Here is a quote from Tullian Tchividjian “Real slavery is living your life trying to gain favor; Real freedom is living your life because you already have favor.”
With this gospel reminder, I was also reminded of some really helpful questions people asked me after the sermon on 1 Corinthians 8, that I wanted to address in a couple of blogs.
Question 1: Are you able to share your convictions with people without making it law for them or judging them for how they live?
The short answer is yes, but the two qualifications in the question are crucial. 1) We can’t be found judging other people’s convictions in areas of freedom and 2) we can’t make law what isn’t law. We must make a distinction between sharing wisdom and insisting that others believe like we do. When others ask you for advice, sharing your wisdom or how you came to your convictions is loving. However we must check our hearts that in so doing we are not trying to make a law for them. Making law where there is no law crushes the soul, and distorts the gospel.
Question 2: What if you and your spouse have different convictions?
A general answer is the wife should seek to respect and support her husband’s leadership as long as it is not leading her into sin. The husband should live with his wife in an understanding, showing honor to her through listening and leadership.
If the convictions that are creating tension really are areas of freedom, we must ask, “Why are we so upset that they are not taking on my convictions? Why do I want this so badly? Is it love for them or comfort or control for me?”
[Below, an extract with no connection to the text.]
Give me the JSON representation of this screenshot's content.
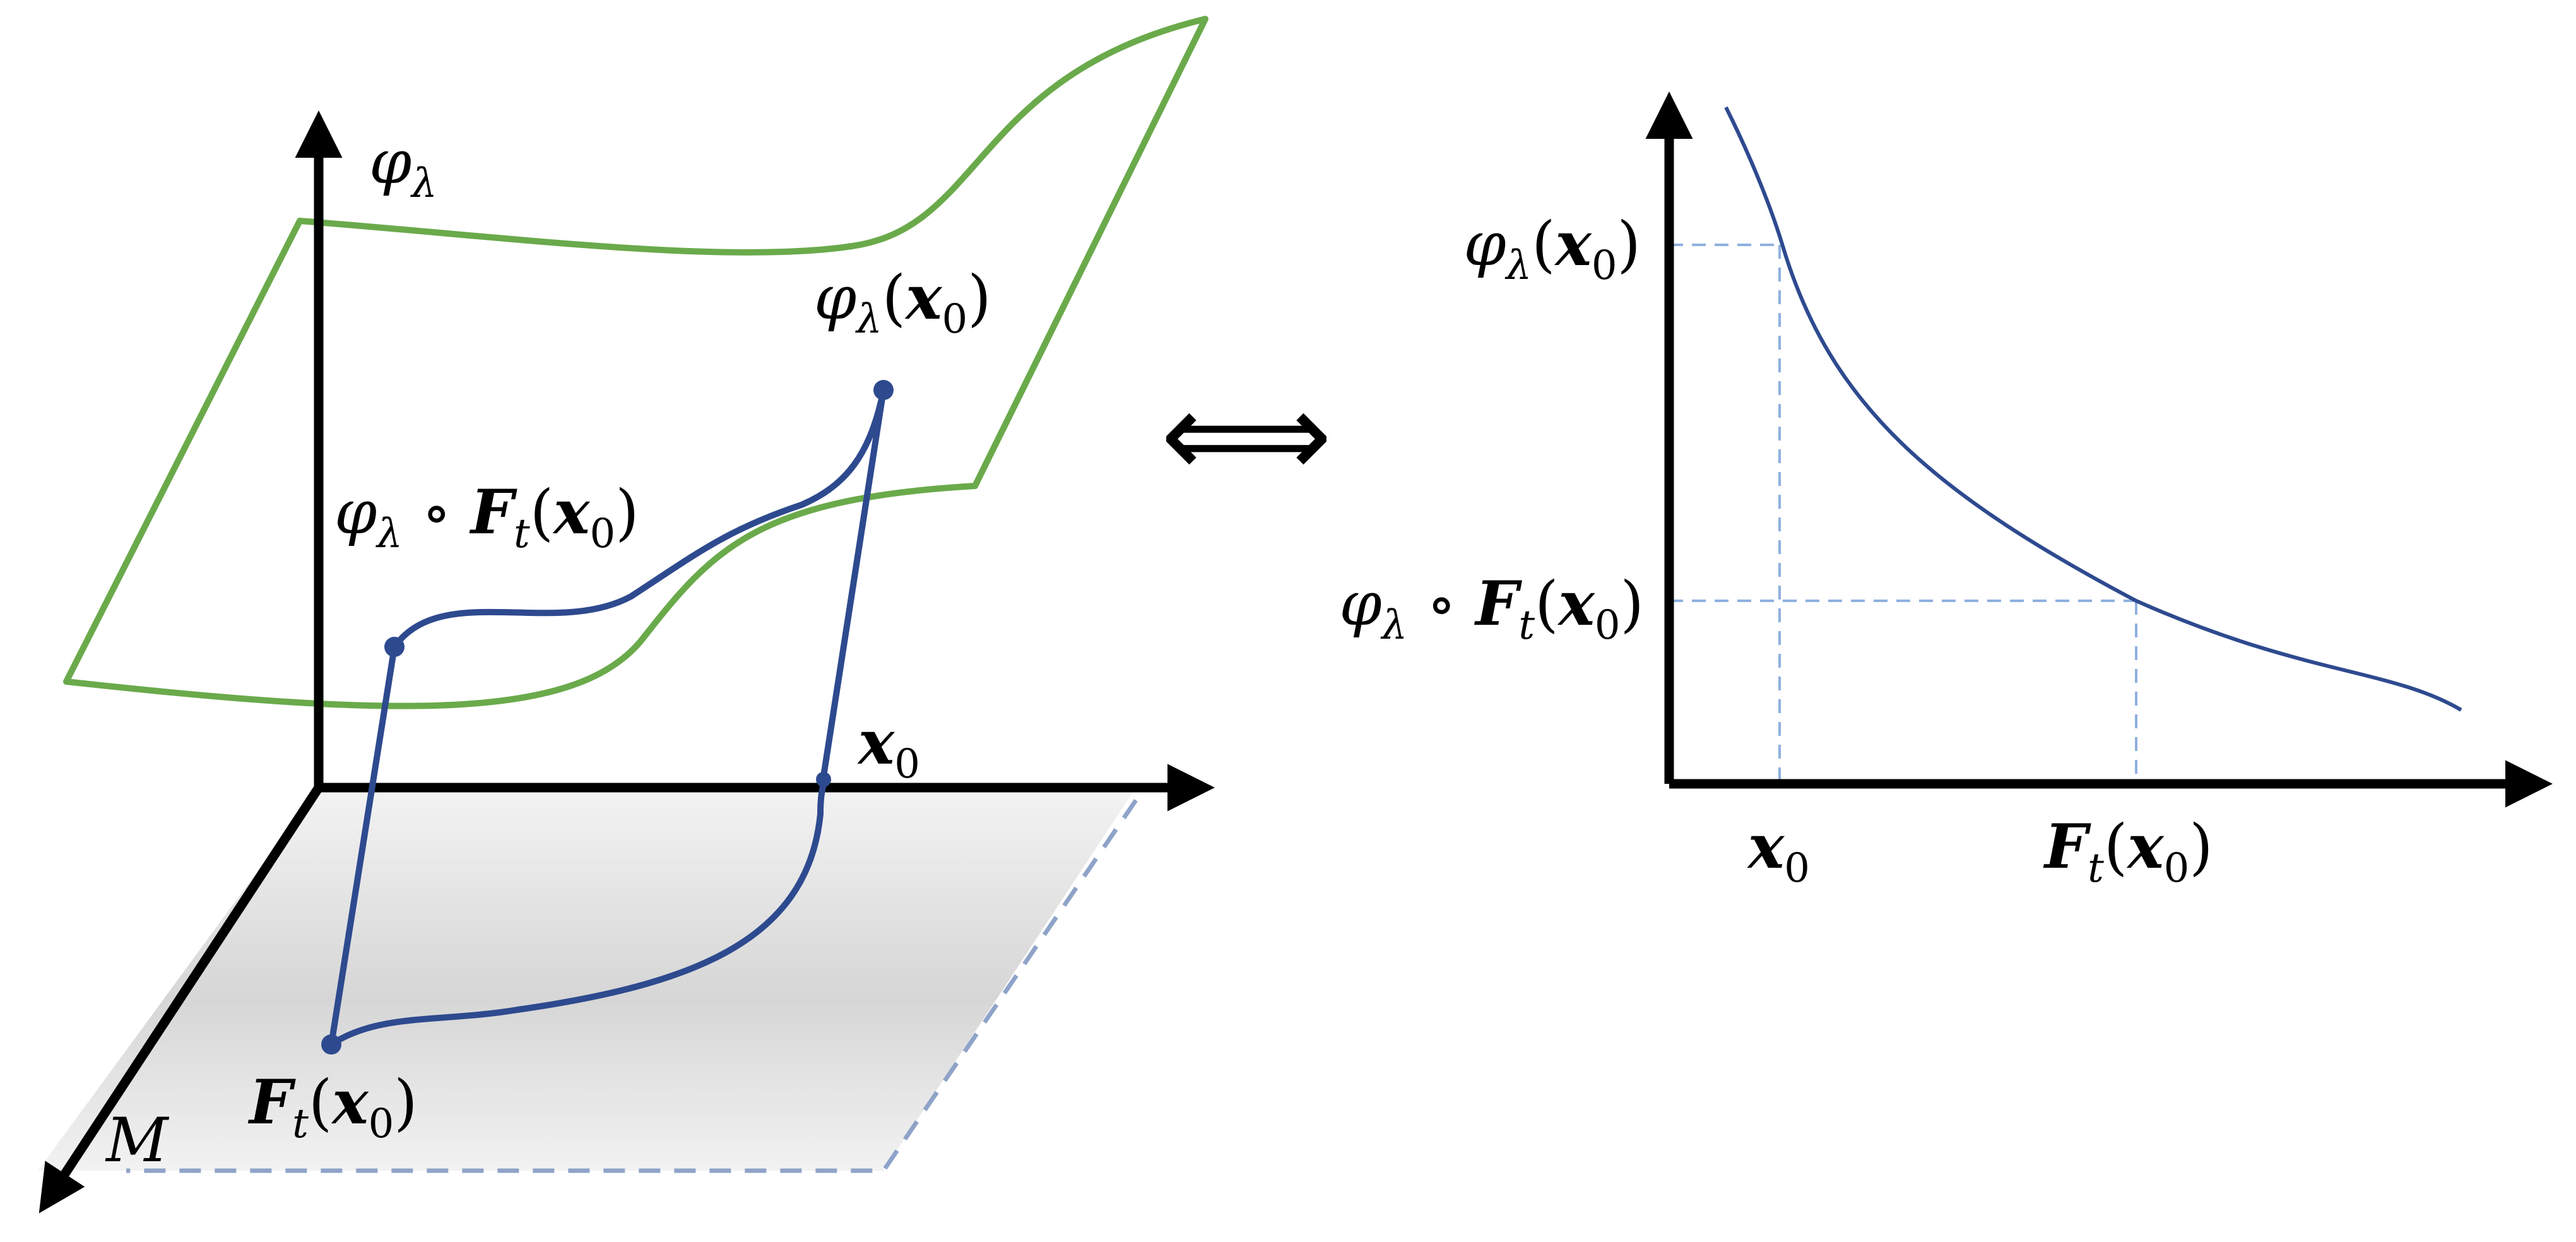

The Bible doesn’t say that people have to have the same convictions in order to be at peace. However if one spouse’s convictions are leading the other spouse to stumble, then, because of the closeness of the relationship, the husband should lead out in serving the spouse. That is, if he feels more freedom than she does then he should make sure she knows she is more important than his freedom to watch that game, or participate in a hobby. However in a marriage, part of the husband’s unique role is to lead his wife spiritually. Part of that is having discussions about his convictions- not in a defensive way but helping her understand how you really believe this is drawing you closer to the Lord and helping you love others. With great humility in both, one of two things will happen in this process. 1) you will find out as a husband that you have not been using your freedom as “unto the Lord” or 2) your wife will see that you are seeking Christ and love for others and that you are hearing her. Then her role is to trust God in him.
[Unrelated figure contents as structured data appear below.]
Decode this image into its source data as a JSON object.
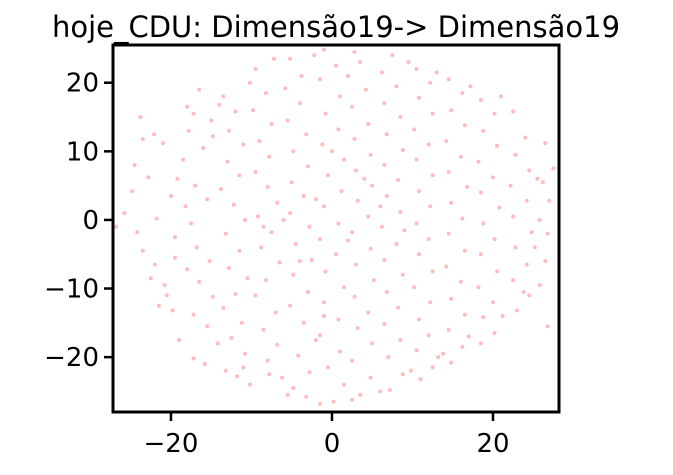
{
  "chart_data": {
    "type": "scatter",
    "title": "hoje_CDU: Dimensão19-> Dimensão19",
    "xlabel": "",
    "ylabel": "",
    "xlim": [
      -27.2,
      28.2
    ],
    "ylim": [
      -28.0,
      25.5
    ],
    "xticks": [
      {
        "value": -20,
        "label": "−20"
      },
      {
        "value": 0,
        "label": "0"
      },
      {
        "value": 20,
        "label": "20"
      }
    ],
    "yticks": [
      {
        "value": 20,
        "label": "20"
      },
      {
        "value": 10,
        "label": "10"
      },
      {
        "value": 0,
        "label": "0"
      },
      {
        "value": -10,
        "label": "−10"
      },
      {
        "value": -20,
        "label": "−20"
      }
    ],
    "grid": false,
    "legend": "none",
    "marker_color": "#ff6b6b",
    "marker_opacity": 0.45,
    "series": [
      {
        "points": [
          [
            -23.8,
            15.0
          ],
          [
            -22.1,
            12.5
          ],
          [
            -23.5,
            11.8
          ],
          [
            -21.0,
            11.2
          ],
          [
            -24.5,
            8.0
          ],
          [
            -22.8,
            6.2
          ],
          [
            -24.8,
            4.2
          ],
          [
            -25.8,
            1.0
          ],
          [
            -26.8,
            -1.0
          ],
          [
            -24.2,
            -1.8
          ],
          [
            -23.5,
            -4.5
          ],
          [
            -22.0,
            -6.5
          ],
          [
            -22.5,
            -8.5
          ],
          [
            -20.8,
            -9.5
          ],
          [
            -21.5,
            -12.5
          ],
          [
            -19.8,
            -13.2
          ],
          [
            -19.0,
            -17.5
          ],
          [
            -17.2,
            -20.2
          ],
          [
            -18.0,
            16.5
          ],
          [
            -17.2,
            15.5
          ],
          [
            -16.5,
            19.0
          ],
          [
            -15.0,
            14.5
          ],
          [
            -14.8,
            12.2
          ],
          [
            -16.0,
            10.5
          ],
          [
            -18.5,
            8.8
          ],
          [
            -19.2,
            6.0
          ],
          [
            -17.0,
            5.0
          ],
          [
            -15.5,
            3.0
          ],
          [
            -18.2,
            2.0
          ],
          [
            -17.5,
            -0.5
          ],
          [
            -19.5,
            -2.5
          ],
          [
            -16.8,
            -4.0
          ],
          [
            -15.2,
            -6.0
          ],
          [
            -18.0,
            -7.2
          ],
          [
            -16.5,
            -9.0
          ],
          [
            -14.8,
            -11.2
          ],
          [
            -17.2,
            -13.8
          ],
          [
            -15.5,
            -15.5
          ],
          [
            -14.2,
            -18.0
          ],
          [
            -15.8,
            -21.0
          ],
          [
            -13.2,
            -22.0
          ],
          [
            -13.5,
            18.0
          ],
          [
            -12.0,
            15.8
          ],
          [
            -12.8,
            13.0
          ],
          [
            -11.0,
            11.0
          ],
          [
            -13.0,
            8.5
          ],
          [
            -11.5,
            6.5
          ],
          [
            -13.8,
            4.5
          ],
          [
            -12.2,
            2.2
          ],
          [
            -10.8,
            0.0
          ],
          [
            -13.2,
            -2.0
          ],
          [
            -11.5,
            -4.5
          ],
          [
            -12.8,
            -7.0
          ],
          [
            -10.5,
            -8.5
          ],
          [
            -12.0,
            -10.8
          ],
          [
            -13.5,
            -12.8
          ],
          [
            -11.2,
            -15.0
          ],
          [
            -12.5,
            -17.2
          ],
          [
            -10.8,
            -19.5
          ],
          [
            -11.8,
            -22.8
          ],
          [
            -10.2,
            -24.0
          ],
          [
            -9.5,
            22.0
          ],
          [
            -8.2,
            18.5
          ],
          [
            -9.8,
            16.0
          ],
          [
            -7.5,
            14.0
          ],
          [
            -9.0,
            11.5
          ],
          [
            -7.8,
            9.2
          ],
          [
            -9.5,
            7.0
          ],
          [
            -8.0,
            4.8
          ],
          [
            -6.8,
            2.5
          ],
          [
            -9.2,
            0.5
          ],
          [
            -7.5,
            -1.8
          ],
          [
            -8.8,
            -4.0
          ],
          [
            -6.5,
            -6.2
          ],
          [
            -8.2,
            -8.8
          ],
          [
            -9.5,
            -11.0
          ],
          [
            -7.0,
            -13.5
          ],
          [
            -8.5,
            -16.0
          ],
          [
            -6.8,
            -18.2
          ],
          [
            -8.0,
            -20.5
          ],
          [
            -6.2,
            -23.0
          ],
          [
            -5.5,
            -25.5
          ],
          [
            -5.2,
            23.5
          ],
          [
            -3.8,
            21.0
          ],
          [
            -5.8,
            19.2
          ],
          [
            -4.0,
            17.0
          ],
          [
            -5.5,
            14.5
          ],
          [
            -3.2,
            12.5
          ],
          [
            -4.8,
            10.0
          ],
          [
            -3.0,
            7.8
          ],
          [
            -5.0,
            5.5
          ],
          [
            -3.5,
            3.5
          ],
          [
            -5.2,
            1.0
          ],
          [
            -2.8,
            -1.0
          ],
          [
            -4.5,
            -3.5
          ],
          [
            -2.5,
            -5.8
          ],
          [
            -4.8,
            -8.0
          ],
          [
            -3.0,
            -10.5
          ],
          [
            -5.2,
            -12.5
          ],
          [
            -3.5,
            -15.0
          ],
          [
            -2.0,
            -17.5
          ],
          [
            -4.2,
            -19.8
          ],
          [
            -2.8,
            -22.2
          ],
          [
            -4.8,
            -24.5
          ],
          [
            -1.5,
            -26.8
          ],
          [
            -1.0,
            24.8
          ],
          [
            0.5,
            22.5
          ],
          [
            -1.5,
            20.5
          ],
          [
            1.0,
            18.0
          ],
          [
            -0.8,
            15.5
          ],
          [
            0.8,
            13.2
          ],
          [
            -1.2,
            11.0
          ],
          [
            1.5,
            8.8
          ],
          [
            -0.5,
            6.5
          ],
          [
            1.2,
            4.2
          ],
          [
            -1.0,
            2.0
          ],
          [
            0.8,
            -0.5
          ],
          [
            -1.5,
            -2.8
          ],
          [
            0.5,
            -5.0
          ],
          [
            -0.8,
            -7.5
          ],
          [
            1.5,
            -9.8
          ],
          [
            -1.0,
            -12.0
          ],
          [
            0.8,
            -14.5
          ],
          [
            -1.5,
            -16.8
          ],
          [
            1.0,
            -19.2
          ],
          [
            -0.5,
            -21.5
          ],
          [
            1.5,
            -24.0
          ],
          [
            0.2,
            -26.5
          ],
          [
            3.5,
            23.0
          ],
          [
            2.0,
            21.0
          ],
          [
            4.2,
            19.0
          ],
          [
            2.5,
            16.5
          ],
          [
            4.5,
            14.0
          ],
          [
            2.8,
            11.8
          ],
          [
            4.8,
            9.5
          ],
          [
            3.0,
            7.2
          ],
          [
            5.0,
            5.0
          ],
          [
            3.2,
            2.8
          ],
          [
            4.5,
            0.5
          ],
          [
            2.5,
            -1.8
          ],
          [
            4.8,
            -4.2
          ],
          [
            3.0,
            -6.5
          ],
          [
            5.2,
            -8.8
          ],
          [
            2.8,
            -11.2
          ],
          [
            4.5,
            -13.5
          ],
          [
            3.2,
            -15.8
          ],
          [
            5.0,
            -18.0
          ],
          [
            2.5,
            -20.5
          ],
          [
            4.8,
            -23.0
          ],
          [
            3.5,
            -25.5
          ],
          [
            7.5,
            24.0
          ],
          [
            6.2,
            21.5
          ],
          [
            8.0,
            19.5
          ],
          [
            6.5,
            17.0
          ],
          [
            8.5,
            15.0
          ],
          [
            6.8,
            12.5
          ],
          [
            8.8,
            10.2
          ],
          [
            6.5,
            8.0
          ],
          [
            8.2,
            5.8
          ],
          [
            6.8,
            3.5
          ],
          [
            8.5,
            1.2
          ],
          [
            6.2,
            -1.0
          ],
          [
            8.0,
            -3.5
          ],
          [
            6.5,
            -5.8
          ],
          [
            8.8,
            -8.0
          ],
          [
            6.8,
            -10.5
          ],
          [
            8.2,
            -12.8
          ],
          [
            6.5,
            -15.2
          ],
          [
            8.5,
            -17.5
          ],
          [
            7.0,
            -20.0
          ],
          [
            8.8,
            -22.5
          ],
          [
            7.2,
            -24.8
          ],
          [
            10.5,
            22.0
          ],
          [
            12.2,
            20.0
          ],
          [
            10.8,
            17.8
          ],
          [
            12.5,
            15.5
          ],
          [
            10.2,
            13.2
          ],
          [
            12.0,
            11.0
          ],
          [
            10.5,
            8.8
          ],
          [
            12.5,
            6.5
          ],
          [
            10.8,
            4.2
          ],
          [
            12.2,
            2.0
          ],
          [
            10.5,
            -0.5
          ],
          [
            12.0,
            -2.8
          ],
          [
            10.8,
            -5.0
          ],
          [
            12.5,
            -7.5
          ],
          [
            10.2,
            -9.8
          ],
          [
            12.2,
            -12.0
          ],
          [
            10.8,
            -14.5
          ],
          [
            12.0,
            -16.8
          ],
          [
            10.5,
            -19.0
          ],
          [
            12.5,
            -21.5
          ],
          [
            11.0,
            -23.2
          ],
          [
            14.5,
            20.5
          ],
          [
            16.2,
            18.5
          ],
          [
            14.8,
            16.0
          ],
          [
            16.5,
            13.8
          ],
          [
            14.2,
            11.5
          ],
          [
            16.0,
            9.2
          ],
          [
            14.5,
            7.0
          ],
          [
            16.8,
            4.8
          ],
          [
            14.8,
            2.5
          ],
          [
            16.2,
            0.2
          ],
          [
            14.5,
            -2.0
          ],
          [
            16.5,
            -4.5
          ],
          [
            14.2,
            -6.8
          ],
          [
            16.0,
            -9.0
          ],
          [
            14.8,
            -11.5
          ],
          [
            16.5,
            -13.8
          ],
          [
            14.5,
            -16.0
          ],
          [
            16.2,
            -18.5
          ],
          [
            14.8,
            -20.8
          ],
          [
            13.8,
            -19.5
          ],
          [
            18.5,
            17.5
          ],
          [
            20.2,
            15.5
          ],
          [
            18.8,
            13.0
          ],
          [
            20.5,
            10.8
          ],
          [
            18.2,
            8.5
          ],
          [
            20.0,
            6.2
          ],
          [
            18.5,
            4.0
          ],
          [
            20.8,
            1.8
          ],
          [
            18.8,
            -0.5
          ],
          [
            20.2,
            -2.8
          ],
          [
            18.5,
            -5.0
          ],
          [
            20.5,
            -7.5
          ],
          [
            18.2,
            -9.8
          ],
          [
            20.0,
            -12.0
          ],
          [
            18.8,
            -14.2
          ],
          [
            20.2,
            -16.5
          ],
          [
            18.5,
            -18.0
          ],
          [
            22.5,
            15.8
          ],
          [
            24.0,
            12.0
          ],
          [
            22.8,
            9.5
          ],
          [
            24.5,
            7.2
          ],
          [
            22.2,
            5.0
          ],
          [
            24.2,
            2.8
          ],
          [
            22.5,
            0.5
          ],
          [
            24.8,
            -1.8
          ],
          [
            22.8,
            -4.0
          ],
          [
            24.2,
            -6.5
          ],
          [
            22.5,
            -8.8
          ],
          [
            24.5,
            -11.0
          ],
          [
            23.0,
            -13.2
          ],
          [
            26.5,
            11.2
          ],
          [
            25.5,
            6.0
          ],
          [
            27.5,
            7.5
          ],
          [
            26.2,
            5.5
          ],
          [
            27.0,
            2.8
          ],
          [
            25.8,
            0.0
          ],
          [
            26.8,
            -2.0
          ],
          [
            25.2,
            -4.0
          ],
          [
            26.5,
            -6.0
          ],
          [
            25.8,
            -9.5
          ],
          [
            26.8,
            -15.5
          ],
          [
            -20.0,
            3.5
          ],
          [
            -21.8,
            0.2
          ],
          [
            -19.5,
            -5.5
          ],
          [
            -20.5,
            -11.0
          ],
          [
            -17.8,
            13.0
          ],
          [
            -14.0,
            16.8
          ],
          [
            -10.2,
            20.0
          ],
          [
            -7.2,
            23.5
          ],
          [
            -2.2,
            24.0
          ],
          [
            2.8,
            24.5
          ],
          [
            9.5,
            23.0
          ],
          [
            13.0,
            21.5
          ],
          [
            17.2,
            19.5
          ],
          [
            21.0,
            18.0
          ],
          [
            -11.0,
            -21.5
          ],
          [
            -7.8,
            -22.5
          ],
          [
            -3.2,
            -25.8
          ],
          [
            2.5,
            -26.2
          ],
          [
            6.0,
            -25.0
          ],
          [
            9.8,
            -22.0
          ],
          [
            13.2,
            -20.0
          ],
          [
            17.0,
            -17.0
          ],
          [
            21.2,
            -14.0
          ],
          [
            23.8,
            -10.5
          ],
          [
            -6.0,
            0.0
          ],
          [
            -2.0,
            3.0
          ],
          [
            2.0,
            -3.0
          ],
          [
            6.0,
            2.0
          ],
          [
            -4.0,
            -6.0
          ],
          [
            4.0,
            6.0
          ],
          [
            0.0,
            10.0
          ],
          [
            -8.5,
            -1.0
          ],
          [
            9.0,
            -1.5
          ],
          [
            -1.0,
            -14.0
          ]
        ]
      }
    ]
  }
}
Finally if the tension persists, then we must remember that sanctification is a community project. We must involve others in the discussion so that others can point out blind spots, counsel, and help us through the decisions.
In my marriage, we had a similar situation. I like watching war movies and my wife can’t stand violence and cussing. For her cussing is like nudity or sexual content is for me- it sticks in my mind and comes into the brain at the most random times. She would have nightmares with cuss words flooding her mind while she slept. So what do I do? When we are together I carefully study the content and find everything I can about the cussing and violence and sexual content so that we are not given to stumble in our faith while we watch a movie. That really limits what movies we watch together. But it has been a great way to show my love for her and for us to enjoy a movie or TV show with a clean conscience.
However the story continues in that Dana struggled so much with war/action movies that she couldn’t understand how I could watch them and still be following God. After some heated discussions, I told her that these movies are not as important as she is and I stopped watching them for a season. However, when the iron was cool, a week or so later, I initiated a conversation about how I watch a war movie to the glory of God (some of these things will be in the next post). She had not fully thought about all of those things, and yet she still struggled to understand why I like them. I told her that I would seek accountability from other men who we trust, and I asked them to speak into my life to make sure I wasn’t being blinded. The compromise is that she now trusts me and with her knowledge, not in secrecy, I watch them periodically by myself or with friends. She and I learned to develop convictions and live with one another in an understanding way. We grew as friends and we grew in thinking about Christ in the everyday, even as we watch TV.